Nor should applicants abruptly shut down their accounts upon applying. "Continue to post as you normally post – just don't post anything about the CIA," she told Morell.
Dorsey, who joined the agency as a Soviet Ground Forces analyst in 1989, also shared some details about her own experience rising through the ranks as a young, African-American woman. After a senior analyst made a dismissive comment early in her career, she said, "I questioned, 'Did he say that because I'm young, did he say it because I'm black, or did he say it because I was a female?' I set off on a journey to ensure no one ever said that about me," Dorsey said. "I was very much focused on setting a standard that I was just as good as anyone else. And that has followed me throughout my career."
It has also informed Dorsey's approach to her role today, she says, noting that while the CIA has made "significant strides" in boosting diversity in its ranks and leadership – including by naming its first-ever female director, Gina Haspel – "we can't rest on our laurels, and we still have much more work to do."
The agency – whose own internal reports have cited the need for cultural and systemic changes in the way it advances its employees – is known to have struggled in some of its efforts to attract and meaningfully accommodate applicants of non-white, non-male, non-heterosexual backgrounds.
"As we look at diversity and inclusion, with our global mission, we need diversity," Dorsey acknowledged. "We need to be inclusive across the board. Because when we're working with other cultures and engaging people of other cultures, that is a part of diversity."
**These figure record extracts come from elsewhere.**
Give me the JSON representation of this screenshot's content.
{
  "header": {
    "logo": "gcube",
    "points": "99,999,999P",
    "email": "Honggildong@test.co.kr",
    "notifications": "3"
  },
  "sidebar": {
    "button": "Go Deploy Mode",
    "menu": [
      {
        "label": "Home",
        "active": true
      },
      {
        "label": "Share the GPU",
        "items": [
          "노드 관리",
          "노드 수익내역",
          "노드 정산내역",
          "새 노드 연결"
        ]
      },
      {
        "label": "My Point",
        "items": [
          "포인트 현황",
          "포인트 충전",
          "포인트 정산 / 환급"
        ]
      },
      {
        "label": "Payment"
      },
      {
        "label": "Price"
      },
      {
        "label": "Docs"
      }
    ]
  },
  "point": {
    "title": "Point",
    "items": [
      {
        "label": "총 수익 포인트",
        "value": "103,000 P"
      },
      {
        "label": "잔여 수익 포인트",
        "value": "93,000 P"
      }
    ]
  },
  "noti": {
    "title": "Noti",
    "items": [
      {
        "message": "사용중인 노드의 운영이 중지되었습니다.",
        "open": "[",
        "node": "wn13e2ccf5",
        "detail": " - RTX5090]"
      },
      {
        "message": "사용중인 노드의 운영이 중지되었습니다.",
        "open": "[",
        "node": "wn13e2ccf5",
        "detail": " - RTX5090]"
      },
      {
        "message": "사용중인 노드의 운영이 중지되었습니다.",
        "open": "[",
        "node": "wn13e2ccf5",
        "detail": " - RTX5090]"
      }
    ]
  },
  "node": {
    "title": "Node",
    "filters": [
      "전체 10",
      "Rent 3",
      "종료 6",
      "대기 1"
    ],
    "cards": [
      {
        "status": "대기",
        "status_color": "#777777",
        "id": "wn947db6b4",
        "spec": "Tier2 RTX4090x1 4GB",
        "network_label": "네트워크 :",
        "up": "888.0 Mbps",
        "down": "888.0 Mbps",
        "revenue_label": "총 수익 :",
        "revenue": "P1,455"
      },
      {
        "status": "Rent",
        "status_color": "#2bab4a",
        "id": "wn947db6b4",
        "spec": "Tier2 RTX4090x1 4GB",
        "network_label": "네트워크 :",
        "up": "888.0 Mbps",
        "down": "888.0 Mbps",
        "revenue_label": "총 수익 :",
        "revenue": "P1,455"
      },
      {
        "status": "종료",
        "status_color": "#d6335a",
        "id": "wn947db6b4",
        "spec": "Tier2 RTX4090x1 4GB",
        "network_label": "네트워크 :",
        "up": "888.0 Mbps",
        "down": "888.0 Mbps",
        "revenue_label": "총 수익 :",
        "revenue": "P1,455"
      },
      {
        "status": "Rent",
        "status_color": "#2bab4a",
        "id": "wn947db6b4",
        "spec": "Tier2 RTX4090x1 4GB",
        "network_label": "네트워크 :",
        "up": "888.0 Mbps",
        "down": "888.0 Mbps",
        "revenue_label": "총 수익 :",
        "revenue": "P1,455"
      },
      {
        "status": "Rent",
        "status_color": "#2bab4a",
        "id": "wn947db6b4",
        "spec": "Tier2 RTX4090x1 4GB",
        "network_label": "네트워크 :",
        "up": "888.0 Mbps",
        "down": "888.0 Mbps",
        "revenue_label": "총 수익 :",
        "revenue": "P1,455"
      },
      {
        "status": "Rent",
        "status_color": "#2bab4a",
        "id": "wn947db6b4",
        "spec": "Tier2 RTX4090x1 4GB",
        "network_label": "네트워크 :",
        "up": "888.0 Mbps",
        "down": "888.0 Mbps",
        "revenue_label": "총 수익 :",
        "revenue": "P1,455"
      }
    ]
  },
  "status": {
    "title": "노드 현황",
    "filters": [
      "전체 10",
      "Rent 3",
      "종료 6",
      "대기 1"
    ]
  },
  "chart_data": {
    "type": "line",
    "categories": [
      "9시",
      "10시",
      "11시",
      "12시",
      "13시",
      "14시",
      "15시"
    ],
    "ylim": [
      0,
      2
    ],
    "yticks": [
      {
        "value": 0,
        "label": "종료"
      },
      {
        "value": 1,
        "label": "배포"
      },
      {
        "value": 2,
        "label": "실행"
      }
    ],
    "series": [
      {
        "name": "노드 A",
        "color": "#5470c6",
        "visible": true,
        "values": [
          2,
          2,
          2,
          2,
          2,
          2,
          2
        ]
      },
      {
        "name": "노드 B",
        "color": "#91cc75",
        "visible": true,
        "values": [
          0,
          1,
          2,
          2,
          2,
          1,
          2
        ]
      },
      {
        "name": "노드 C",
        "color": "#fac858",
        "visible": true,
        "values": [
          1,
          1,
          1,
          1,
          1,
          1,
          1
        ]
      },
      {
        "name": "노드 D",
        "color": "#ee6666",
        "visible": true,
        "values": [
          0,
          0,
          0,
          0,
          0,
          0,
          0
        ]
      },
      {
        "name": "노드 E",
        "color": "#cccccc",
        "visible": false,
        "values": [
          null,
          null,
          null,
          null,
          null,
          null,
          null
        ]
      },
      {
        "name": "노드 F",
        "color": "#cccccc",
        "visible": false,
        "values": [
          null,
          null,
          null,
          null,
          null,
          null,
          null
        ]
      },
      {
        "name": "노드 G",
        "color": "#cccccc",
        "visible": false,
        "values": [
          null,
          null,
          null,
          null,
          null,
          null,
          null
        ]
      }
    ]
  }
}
Even as the agency aims to seek out differences that reflect the country its workforce serves and the world in which it operates, Dorsey said, an undiminished and unifying quality of its officers is their desire to protect and to serve – ultimately, alongside one another.
"You find yourself going to places you never envisioned yourself going, and doing things you've never envisioned yourself doing. And for me," she told Morell, "What I have found, is not only the importance of mission, but I found a family that comes together – regardless of what's going on – to support each other."